As Prime Minister Keir Starmer fielded questions from an emboldened Conservative Opposition, all eyes were drawn to Rachel Reeves, seated just behind him. The Chancellor appeared visibly emotional—a fleeting moment, but one that quickly snowballed into headlines, speculation, and market jitters.

Was it frustration over policy wrangling? Exhaustion from another late-night rewrite of the welfare bill? Or simply the dawning realisation that leading the Treasury is less “mission-driven” and more “crisis-stacked”? Whatever the cause, her reaction lit up Westminster—and spooked the City.

The backdrop:
Labour’s welfare bill upheaval


The timing couldn’t have been worse. Hours later, Labour’s flagship welfare reform bill scraped through Parliament—though not before being heavily diluted. Originally pitched as a £5bn cost-saving package by 2030, the bill emerged from internal negotiations looking far leaner, thanks to a rebellion from Labour’s own left flank. What began as a major fiscal reform ended up closer to a policy placeholder.

Conservative MP Kemi Badenoch didn’t miss the opportunity to twist the knife, dismissing the entire effort as “a waste of time.” Ouch. But not unexpected from an Opposition that’s still licking its wounds from 2022’s own economic implosion.

The Prime Minister declined to address Reeves’ moment during PMQs, which only added fuel to the speculation fire. He later told BBC Radio 4 that her reaction was linked to a personal matter and had “nothing to do with politics.” Fair enough—but markets don’t wait for context.

Immediate market fallout


And so, the fallout: UK 10-year gilt yields spiked to 4.61%, the sharpest jump since the chaotic Truss-Kwarteng mini-budget.
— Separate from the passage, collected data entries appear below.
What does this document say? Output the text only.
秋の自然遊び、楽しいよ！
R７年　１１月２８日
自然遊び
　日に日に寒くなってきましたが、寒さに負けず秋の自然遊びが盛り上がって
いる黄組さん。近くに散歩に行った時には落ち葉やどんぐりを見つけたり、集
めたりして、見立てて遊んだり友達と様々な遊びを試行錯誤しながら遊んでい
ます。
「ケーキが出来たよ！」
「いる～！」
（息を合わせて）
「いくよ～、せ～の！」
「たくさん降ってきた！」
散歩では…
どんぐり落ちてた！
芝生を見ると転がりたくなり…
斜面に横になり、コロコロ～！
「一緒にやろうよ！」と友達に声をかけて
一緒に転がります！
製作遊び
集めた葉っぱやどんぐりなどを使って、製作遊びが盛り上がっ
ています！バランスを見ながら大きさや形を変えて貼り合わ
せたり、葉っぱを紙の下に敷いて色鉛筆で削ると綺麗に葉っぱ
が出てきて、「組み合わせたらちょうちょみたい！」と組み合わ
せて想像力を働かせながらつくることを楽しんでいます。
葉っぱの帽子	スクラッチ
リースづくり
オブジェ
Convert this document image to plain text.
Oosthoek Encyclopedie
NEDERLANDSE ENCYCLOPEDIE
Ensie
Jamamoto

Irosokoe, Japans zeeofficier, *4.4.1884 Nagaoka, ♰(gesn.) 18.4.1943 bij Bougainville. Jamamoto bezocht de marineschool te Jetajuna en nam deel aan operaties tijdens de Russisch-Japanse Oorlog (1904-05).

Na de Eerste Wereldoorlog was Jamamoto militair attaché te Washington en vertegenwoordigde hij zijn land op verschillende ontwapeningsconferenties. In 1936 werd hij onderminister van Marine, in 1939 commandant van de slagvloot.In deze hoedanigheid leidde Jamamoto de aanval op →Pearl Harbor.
Sterling followed suit, falling below 1.3600 against the dollar, and hitting its weakest level against the euro since April.

Broader economic and geopolitical headwinds


Meanwhile, across the pond, the US added to the gloom with a dismal ADP employment report showing a -33K change in private payrolls—missing forecasts by such a margin, it may qualify as performance art. All eyes now turn to the Non-Farm Payrolls data due later today. A surprise there could amplify the already jittery mood across global bond and currency markets.

And let’s not forget the looming US tariff deadline. Former President Trump—yes, still negotiating trade deals from what appears to be a rotating golf cart—announced a shiny new agreement with Vietnam. With a UK deal and a partial China deal already under his belt, it seems like he’s collecting trade partners the way others collect fridge magnets.

Elsewhere, Eurozone and US Services PMI data are expected to round out the economic chaos later today. Because why settle for one source of volatility when you can have three?